The things we take for granted when we can do them!

And then, there’s your mind. Your brain computes all this stuff, but it’s the mind that can get in the way. My brain is back in business, and I’m once more doing all the stuff I used to do without thinking, but it’s my mind that is just getting back into the game. My mind is the thing that has been getting over all the body stuff lately, and it has been noticeable.

It is easy to psyche oneself out. I have had issues jumping Connell, issues that have involved tumbles of various degrees, and that tends to accumulate until, if you’re me, you get up there and wonder, what’s going to happen this time? When I refused to fall off that !@&ing horse, I didn’t, but I could feel the pull in that halfway place in my calf. This makes me afraid — I am not going to tear that !@&ing muscle again! And then the fear just piles and piles until it becomes unmanageable…

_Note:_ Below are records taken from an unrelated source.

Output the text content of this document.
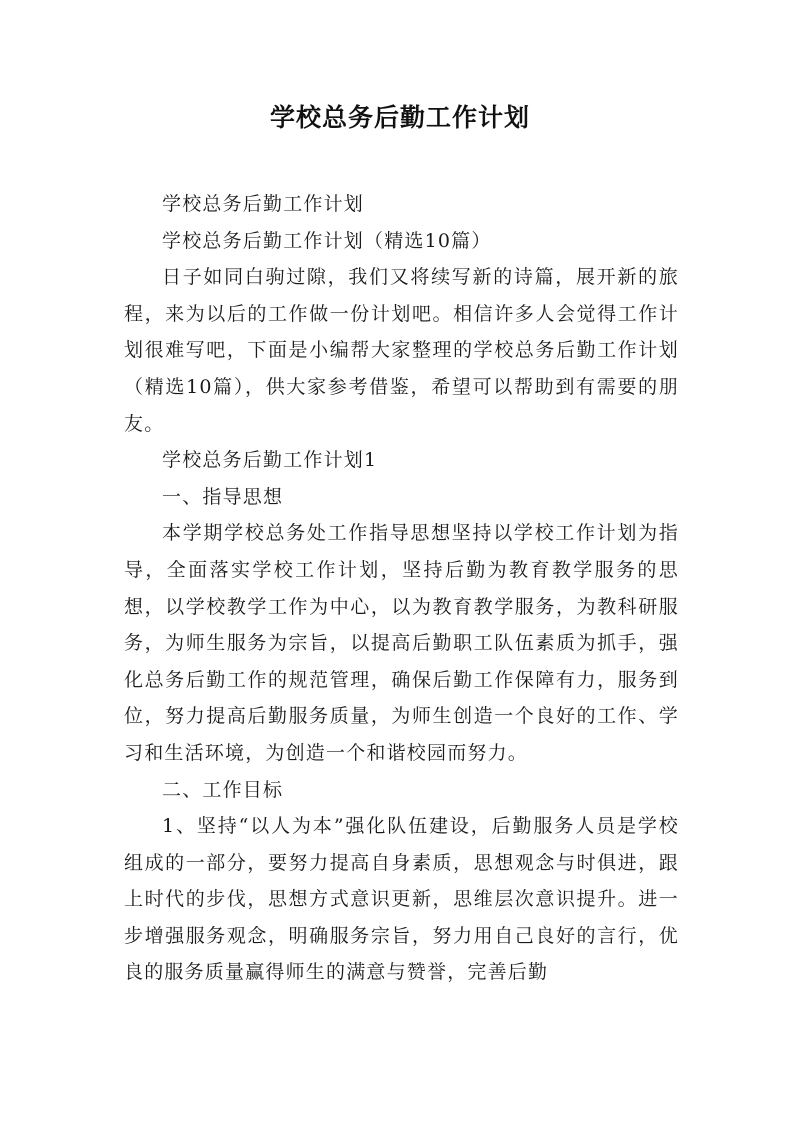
学校总务后勤工作计划

学校总务后勤工作计划

学校总务后勤工作计划（精选10篇）

日子如同白驹过隙，我们又将续写新的诗篇，展开新的旅程，来为以后的工作做一份计划吧。相信许多人会觉得工作计划很难写吧，下面是小编帮大家整理的学校总务后勤工作计划（精选10篇），供大家参考借鉴，希望可以帮助到有需要的朋友。

学校总务后勤工作计划1

一、指导思想

本学期学校总务处工作指导思想坚持以学校工作计划为指导，全面落实学校工作计划，坚持后勤为教育教学服务的思想，以学校教学工作为中心，以为教育教学服务，为教科研服务，为师生服务为宗旨，以提高后勤职工队伍素质为抓手，强化总务后勤工作的规范管理，确保后勤工作保障有力，服务到位，努力提高后勤服务质量，为师生创造一个良好的工作、学习和生活环境，为创造一个和谐校园而努力。

二、工作目标

1、坚持“以人为本”强化队伍建设，后勤服务人员是学校组成的一部分，要努力提高自身素质，思想观念与时俱进，跟上时代的步伐，思想方式意识更新，思维层次意识提升。进一步增强服务观念，明确服务宗旨，努力用自己良好的言行，优良的服务质量赢得师生的满意与赞誉，完善后勤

So the thing is, to build on the repair of the physical stuff to mend the mental. Last night, I was feeling a little bit unsure, on the way to the lesson, but once I got up there on Connell, I decided, Hey, we’re going to have a good go. I want to jump! I need to get into the place where I can cope with whatever happens. Because my body is getting back in form, my mind needs to follow. And it did. Was it because Connell was fresh and forward going? Was he forward going because I was? Even if the right canter depart is still 50/50? — better than 0/0 which is was two Saturdays ago; I think I set a record for not consistent non-achievement of correct lead on the right rein, in that lesson.

See, that doesn’t even bother me. That was a thing that happened, and now I really, really know how much I have to work to make that right canter depart happen. Don’t give up before it has even had the chance to go wrong! Don’t give up halfway through a thing, just because it’s not perfect. This happened last night: we were doing a jump at B [left rein] into a turn at H for a jump at X, into — God help me — a turn at F to change lead into a jump at E. I lost the correct lead after the jump at B — gah! — and got back into trot, and kept going, and got the correct lead, oh, maybe three paces from the jump, but we did it, and then we wrestled over the lead change and made the jump at E — not very prettily, but we did it.

There was my mind going ‘uh oh, oh no, now what, circle out? but it’s a course’, and my brain just overrode that, got with my body, and we kept going. With superlative encouragement from the ground in the form of my instructor.

We got there in the end: body, brain and mind. Frankly, I love being able to just go and not worry. And since everything connects, that’s probably a good attitude to take into ‘real’ life.